Da aprile Conad ha lanciato, nei suoi 2

• Da aprile Conad ha lanciato, nei suoi 2.500 punti vendita, Conad Premium Cola, bibita a base di cola, che, con un prezzo di vendita del 25% inferiore, si pone in diretta concorrenza con Coca Cola. Detta così, la notizia non sembra granché. Cosa volete che sia per Coca Cola, un vero impero economico, un quasi monopolio esteso a tutti i 185 paesi membri dell’Onu, nel cui nome si strappano nel mondo 40 milioni di pezzi al secondo?
• E invece Conad Premium Cola potrebbe essere il primo sassolino di una frana per la Coca Cola nel nostro paese. Fino a quando gli attacchi le sono stati portati secondo le regole classiche della concorrenza, non vi è stato nulla da fare. Ci ha provato Pepsi Cola, ovunque con risultati di gran lunga inferiori alle risorse investite (salvo che in Gran Bretagna, dove ha una quota di mercato del 35%, da noi è sul 10%). In Italia, ci ha provato due volte San Pellegrino, sempre invano. Il segreto del successo di Coca Cola sta in un controllo ferreo dei canali distributivi, soprattutto grazie a condizioni commerciali molto convincenti per i distributori, che non escludono mezzi ai limiti dell’etica economica e a volte oltre quei limiti. Per cercare di battere il colosso, dunque, bisogna cercare di colpire il controllo della distribuzione: cosa che solo i grandi gruppi possono fare.
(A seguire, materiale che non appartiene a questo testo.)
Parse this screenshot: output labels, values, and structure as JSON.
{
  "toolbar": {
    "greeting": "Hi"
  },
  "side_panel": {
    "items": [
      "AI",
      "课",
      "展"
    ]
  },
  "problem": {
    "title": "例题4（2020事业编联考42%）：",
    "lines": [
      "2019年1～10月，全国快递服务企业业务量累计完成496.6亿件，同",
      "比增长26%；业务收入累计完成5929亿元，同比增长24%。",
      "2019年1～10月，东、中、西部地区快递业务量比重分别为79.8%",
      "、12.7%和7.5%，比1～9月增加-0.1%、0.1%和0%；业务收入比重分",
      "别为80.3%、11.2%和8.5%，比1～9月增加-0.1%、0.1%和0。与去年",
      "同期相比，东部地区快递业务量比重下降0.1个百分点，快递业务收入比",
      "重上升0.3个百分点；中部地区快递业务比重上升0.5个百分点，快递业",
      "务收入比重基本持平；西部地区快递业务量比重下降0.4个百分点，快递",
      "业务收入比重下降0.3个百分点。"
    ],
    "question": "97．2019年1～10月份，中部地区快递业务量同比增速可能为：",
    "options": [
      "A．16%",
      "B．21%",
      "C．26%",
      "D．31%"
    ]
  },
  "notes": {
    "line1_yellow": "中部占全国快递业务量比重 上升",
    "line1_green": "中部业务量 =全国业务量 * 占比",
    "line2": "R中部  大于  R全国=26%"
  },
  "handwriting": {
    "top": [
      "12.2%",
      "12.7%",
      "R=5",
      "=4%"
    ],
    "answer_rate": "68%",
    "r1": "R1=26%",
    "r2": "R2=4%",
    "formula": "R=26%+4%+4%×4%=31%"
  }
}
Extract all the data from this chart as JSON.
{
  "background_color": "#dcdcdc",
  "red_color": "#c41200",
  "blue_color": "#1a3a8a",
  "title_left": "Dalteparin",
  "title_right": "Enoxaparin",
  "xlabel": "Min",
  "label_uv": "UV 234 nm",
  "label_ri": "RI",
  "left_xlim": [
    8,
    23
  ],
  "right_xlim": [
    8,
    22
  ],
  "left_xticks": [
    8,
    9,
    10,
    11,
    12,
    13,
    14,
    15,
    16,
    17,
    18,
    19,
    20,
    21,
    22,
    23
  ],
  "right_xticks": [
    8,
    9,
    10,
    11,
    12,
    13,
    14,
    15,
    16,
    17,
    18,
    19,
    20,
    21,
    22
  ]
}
L’ha capito la canadese Cott, fino a pochi anni fa un modesto produttore regionale di soft drinks, che, fornendo prodotti a base di cola a grandi distributori nordamericani ed europei, tra il 1990 e il ’96 è passato da 43 milioni a oltre un miliardo di dollari di fatturato (da 70 a 1.700 miliardi di lire). Il concetto è semplice: se il consumatore non trova una reale differenza tra Coca Cola e altri prodotti simili, perché deve pagarla? Con questa logica e un prezzo basso è nata Classic Cola, prodotta da Cott per Sainsbury’s, primo distributore britannico. In due anni ha raggiunto il 60% delle vendite di cola della catena, mentre quelle di Coca Cola si sono dimezzate.
• Altrettanto strategica l’operazione Virgin Cola: prodotta da Cott per Virgin, la grande catena di musica, e da questa data in esclusiva per la distribuzione al dettaglio a Tesco, secondo gruppo britannico, ha aggiunto alla tenaglia anti Coca Cola l’altra ganascia, quella dei consumi fuori casa. Obiettivo: arrivare entro il 1998 in 140 paesi per superare Pepsi Cola nel mondo entro il 2005. Inserendosi in questa scia Conad, rivoltasi anch’essa a Cott, cerca di porre le basi per muovere le acque anche in Italia. Perché avvenga occorre che l’esempio sia seguito da altri distributori, oltre che da qualche catena di ristorazione: Esselunga potrebbe presto ottenere Classic Cola da Sainsbury’s cui è collegata. E si potrebbero muovere Autogrill e Gs Euromercato.